Joseph Woods Letters from an Architect, was written 1827, and first published 1828, third edition 1847. Woods was a Quaker, an unsuccessful architect (his firm got into financial difficulties when a building in Mincing Lane collapsed because of a miscalculation of the load bearing properties of the iron frame).
His account of Venice reads like a parody of Stones of Venice, except that it was published in 1828:
By arriving in the dark I lost the distant view of Venice, but I am informed by my companions here that it presents merely the line of buildings, without any prominent object, and consequently is not fine.
The morning after my arrival I repaired to the place of St.
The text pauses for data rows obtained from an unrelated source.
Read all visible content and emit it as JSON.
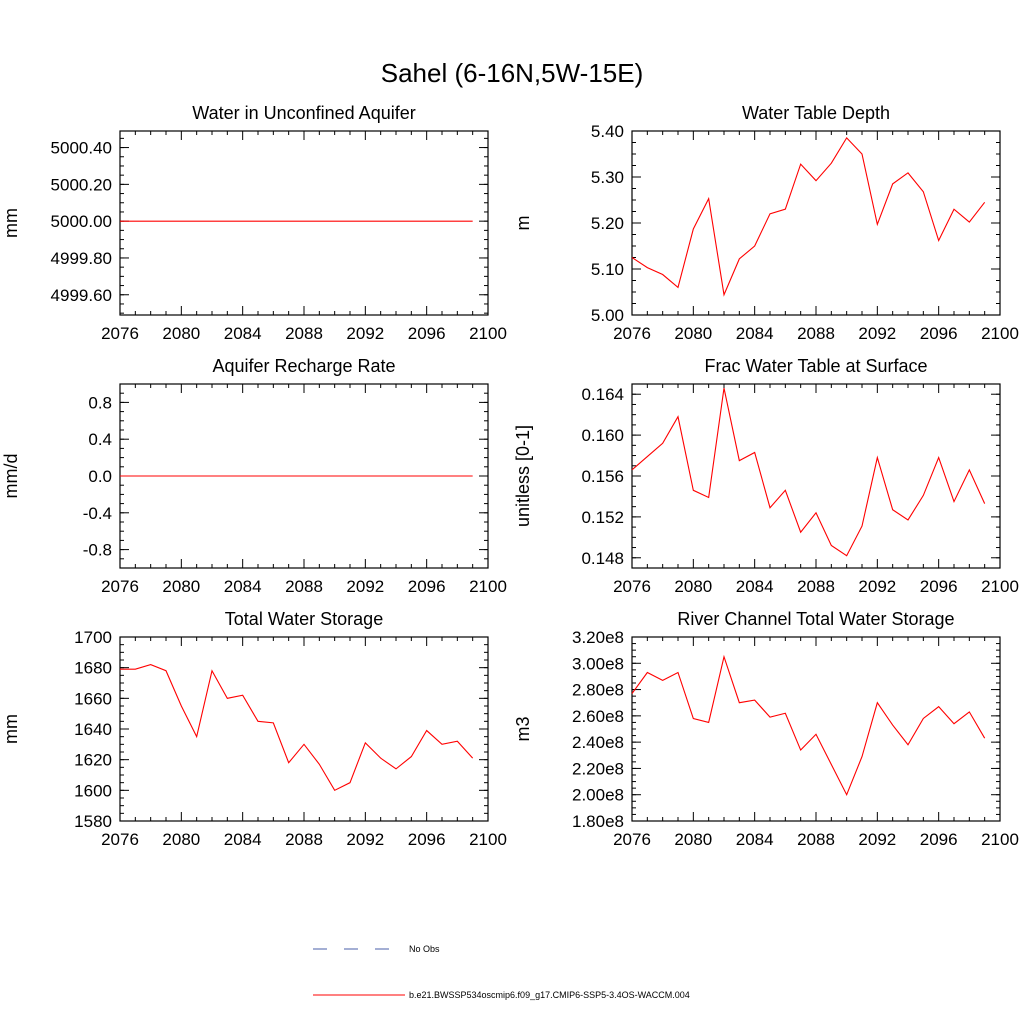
{
  "figure": {
    "title": "Sahel (6-16N,5W-15E)"
  },
  "chart_data": [
    {
      "type": "line",
      "title": "Water in Unconfined Aquifer",
      "ylabel": "mm",
      "xlim": [
        2076,
        2100
      ],
      "ylim": [
        4999.49,
        5000.49
      ],
      "xticks": [
        2076,
        2080,
        2084,
        2088,
        2092,
        2096,
        2100
      ],
      "xtick_labels": [
        "2076",
        "2080",
        "2084",
        "2088",
        "2092",
        "2096",
        "2100"
      ],
      "yticks": [
        4999.6,
        4999.8,
        5000.0,
        5000.2,
        5000.4
      ],
      "ytick_labels": [
        "4999.60",
        "4999.80",
        "5000.00",
        "5000.20",
        "5000.40"
      ],
      "x": [
        2076,
        2077,
        2078,
        2079,
        2080,
        2081,
        2082,
        2083,
        2084,
        2085,
        2086,
        2087,
        2088,
        2089,
        2090,
        2091,
        2092,
        2093,
        2094,
        2095,
        2096,
        2097,
        2098,
        2099
      ],
      "series": [
        {
          "name": "b.e21.BWSSP534oscmip6.f09_g17.CMIP6-SSP5-3.4OS-WACCM.004",
          "color": "#ff0000",
          "values": [
            5000,
            5000,
            5000,
            5000,
            5000,
            5000,
            5000,
            5000,
            5000,
            5000,
            5000,
            5000,
            5000,
            5000,
            5000,
            5000,
            5000,
            5000,
            5000,
            5000,
            5000,
            5000,
            5000,
            5000
          ]
        }
      ]
    },
    {
      "type": "line",
      "title": "Water Table Depth",
      "ylabel": "m",
      "xlim": [
        2076,
        2100
      ],
      "ylim": [
        5.0,
        5.4
      ],
      "xticks": [
        2076,
        2080,
        2084,
        2088,
        2092,
        2096,
        2100
      ],
      "xtick_labels": [
        "2076",
        "2080",
        "2084",
        "2088",
        "2092",
        "2096",
        "2100"
      ],
      "yticks": [
        5.0,
        5.1,
        5.2,
        5.3,
        5.4
      ],
      "ytick_labels": [
        "5.00",
        "5.10",
        "5.20",
        "5.30",
        "5.40"
      ],
      "x": [
        2076,
        2077,
        2078,
        2079,
        2080,
        2081,
        2082,
        2083,
        2084,
        2085,
        2086,
        2087,
        2088,
        2089,
        2090,
        2091,
        2092,
        2093,
        2094,
        2095,
        2096,
        2097,
        2098,
        2099
      ],
      "series": [
        {
          "name": "b.e21.BWSSP534oscmip6.f09_g17.CMIP6-SSP5-3.4OS-WACCM.004",
          "color": "#ff0000",
          "values": [
            5.125,
            5.103,
            5.088,
            5.06,
            5.187,
            5.253,
            5.044,
            5.122,
            5.15,
            5.22,
            5.23,
            5.328,
            5.292,
            5.33,
            5.385,
            5.35,
            5.197,
            5.285,
            5.309,
            5.268,
            5.162,
            5.23,
            5.202,
            5.245
          ]
        }
      ]
    },
    {
      "type": "line",
      "title": "Aquifer Recharge Rate",
      "ylabel": "mm/d",
      "xlim": [
        2076,
        2100
      ],
      "ylim": [
        -1.0,
        1.0
      ],
      "xticks": [
        2076,
        2080,
        2084,
        2088,
        2092,
        2096,
        2100
      ],
      "xtick_labels": [
        "2076",
        "2080",
        "2084",
        "2088",
        "2092",
        "2096",
        "2100"
      ],
      "yticks": [
        -0.8,
        -0.4,
        0.0,
        0.4,
        0.8
      ],
      "ytick_labels": [
        "-0.8",
        "-0.4",
        "0.0",
        "0.4",
        "0.8"
      ],
      "x": [
        2076,
        2077,
        2078,
        2079,
        2080,
        2081,
        2082,
        2083,
        2084,
        2085,
        2086,
        2087,
        2088,
        2089,
        2090,
        2091,
        2092,
        2093,
        2094,
        2095,
        2096,
        2097,
        2098,
        2099
      ],
      "series": [
        {
          "name": "b.e21.BWSSP534oscmip6.f09_g17.CMIP6-SSP5-3.4OS-WACCM.004",
          "color": "#ff0000",
          "values": [
            0,
            0,
            0,
            0,
            0,
            0,
            0,
            0,
            0,
            0,
            0,
            0,
            0,
            0,
            0,
            0,
            0,
            0,
            0,
            0,
            0,
            0,
            0,
            0
          ]
        }
      ]
    },
    {
      "type": "line",
      "title": "Frac Water Table at Surface",
      "ylabel": "unitless [0-1]",
      "xlim": [
        2076,
        2100
      ],
      "ylim": [
        0.147,
        0.165
      ],
      "xticks": [
        2076,
        2080,
        2084,
        2088,
        2092,
        2096,
        2100
      ],
      "xtick_labels": [
        "2076",
        "2080",
        "2084",
        "2088",
        "2092",
        "2096",
        "2100"
      ],
      "yticks": [
        0.148,
        0.152,
        0.156,
        0.16,
        0.164
      ],
      "ytick_labels": [
        "0.148",
        "0.152",
        "0.156",
        "0.160",
        "0.164"
      ],
      "x": [
        2076,
        2077,
        2078,
        2079,
        2080,
        2081,
        2082,
        2083,
        2084,
        2085,
        2086,
        2087,
        2088,
        2089,
        2090,
        2091,
        2092,
        2093,
        2094,
        2095,
        2096,
        2097,
        2098,
        2099
      ],
      "series": [
        {
          "name": "b.e21.BWSSP534oscmip6.f09_g17.CMIP6-SSP5-3.4OS-WACCM.004",
          "color": "#ff0000",
          "values": [
            0.1566,
            0.1579,
            0.1592,
            0.1618,
            0.1546,
            0.1539,
            0.1646,
            0.1575,
            0.1583,
            0.1529,
            0.1546,
            0.1505,
            0.1524,
            0.1492,
            0.1482,
            0.1511,
            0.1578,
            0.1527,
            0.1517,
            0.1541,
            0.1578,
            0.1535,
            0.1566,
            0.1533
          ]
        }
      ]
    },
    {
      "type": "line",
      "title": "Total Water Storage",
      "ylabel": "mm",
      "xlim": [
        2076,
        2100
      ],
      "ylim": [
        1580,
        1700
      ],
      "xticks": [
        2076,
        2080,
        2084,
        2088,
        2092,
        2096,
        2100
      ],
      "xtick_labels": [
        "2076",
        "2080",
        "2084",
        "2088",
        "2092",
        "2096",
        "2100"
      ],
      "yticks": [
        1580,
        1600,
        1620,
        1640,
        1660,
        1680,
        1700
      ],
      "ytick_labels": [
        "1580",
        "1600",
        "1620",
        "1640",
        "1660",
        "1680",
        "1700"
      ],
      "x": [
        2076,
        2077,
        2078,
        2079,
        2080,
        2081,
        2082,
        2083,
        2084,
        2085,
        2086,
        2087,
        2088,
        2089,
        2090,
        2091,
        2092,
        2093,
        2094,
        2095,
        2096,
        2097,
        2098,
        2099
      ],
      "series": [
        {
          "name": "b.e21.BWSSP534oscmip6.f09_g17.CMIP6-SSP5-3.4OS-WACCM.004",
          "color": "#ff0000",
          "values": [
            1679,
            1679,
            1682,
            1678,
            1655,
            1635,
            1678,
            1660,
            1662,
            1645,
            1644,
            1618,
            1630,
            1617,
            1600,
            1605,
            1631,
            1621,
            1614,
            1622,
            1639,
            1630,
            1632,
            1621
          ]
        }
      ]
    },
    {
      "type": "line",
      "title": "River Channel Total Water Storage",
      "ylabel": "m3",
      "xlim": [
        2076,
        2100
      ],
      "ylim": [
        180000000,
        320000000
      ],
      "xticks": [
        2076,
        2080,
        2084,
        2088,
        2092,
        2096,
        2100
      ],
      "xtick_labels": [
        "2076",
        "2080",
        "2084",
        "2088",
        "2092",
        "2096",
        "2100"
      ],
      "yticks": [
        180000000,
        200000000,
        220000000,
        240000000,
        260000000,
        280000000,
        300000000,
        320000000
      ],
      "ytick_labels": [
        "1.80e8",
        "2.00e8",
        "2.20e8",
        "2.40e8",
        "2.60e8",
        "2.80e8",
        "3.00e8",
        "3.20e8"
      ],
      "x": [
        2076,
        2077,
        2078,
        2079,
        2080,
        2081,
        2082,
        2083,
        2084,
        2085,
        2086,
        2087,
        2088,
        2089,
        2090,
        2091,
        2092,
        2093,
        2094,
        2095,
        2096,
        2097,
        2098,
        2099
      ],
      "series": [
        {
          "name": "b.e21.BWSSP534oscmip6.f09_g17.CMIP6-SSP5-3.4OS-WACCM.004",
          "color": "#ff0000",
          "values": [
            277000000,
            293000000,
            287000000,
            293000000,
            258000000,
            255000000,
            305000000,
            270000000,
            272000000,
            259000000,
            262000000,
            234000000,
            246000000,
            223000000,
            200000000,
            229000000,
            270000000,
            253000000,
            238000000,
            258000000,
            267000000,
            254000000,
            263000000,
            243000000
          ]
        }
      ]
    }
  ],
  "legend": [
    {
      "label": "No Obs",
      "color": "#4a5fa8",
      "style": "dashed"
    },
    {
      "label": "b.e21.BWSSP534oscmip6.f09_g17.CMIP6-SSP5-3.4OS-WACCM.004",
      "color": "#ff0000",
      "style": "solid"
    }
  ]
}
Mark, which I entered by a sudden turn under some arcades, and on the first burst it appeared to me the most magnificent thing.
However the ugliness soon became obvious. Woods objects to the ‘lumpy forms’, of St Marks, and its ‘enormous ugly ill shaped domes’, and the ‘Ducal palace is even more ugly than anything I have previously mentioned’. Of St. Marks he writes:
The exterior of this church surprises by its extreme ugliness more than by anything else. It is of two perfectly distinct styles. The lower belongs to that degraded Roman which we call Norman adorned with numerous little columns and abounding in ornament, but the ornaments are merely such; neither forming nor interrupting the lines of the architecture, but entirely subordinate to them. On the contrary the finishings of the upper parts are of the Italian Gothic of the fifteenth century, much resembling in form our own monumental architecture in the early part of the period but without its lightness; and the enrichments are excessively heavy and overcharged, so that the architecture seems to be made for them rather than they for the building. A number of figures start up among the terminating pinnacles. Still then the magnificence is produced by the exhibition of riches and power, and not the just proportion in the different parts; and this sentiment is increased upon a nearer approach, where we contemplate the multitude of columns of porphyry, verd antique, and other precious materials, the profusely ornamented capitals, and the rich mosaics on a gold ground which decorate even the external arches...
The capitals are nearly all different, all in bad taste, and disproportioned to the columns...I was disappointed to find no good ones among this number...
A most curious work might be formed by an analysis of the various fragments of which the church is composed but it would take months to mark all its intricacies...
To recapitulate then the leading parts of my observation on this famous place, its effect is produced by the impression of power and riches everywhere displayed, and by a certain justness of proportion (the result of accident, not of design) in the great masses. Take away the appearance of riches and power and nothing remains; take away the justness of proportion and you would have nothing that pleases. The union of the two is necessary to produce the impression which everybody feels and nobody can tell why. (Woods (1828) I pp.255ff)
Woods’ views on Palladio and Vicenza were, for much the same reasons, quite different from those of Ruskin, and these are the views reflected in Murray (1847b).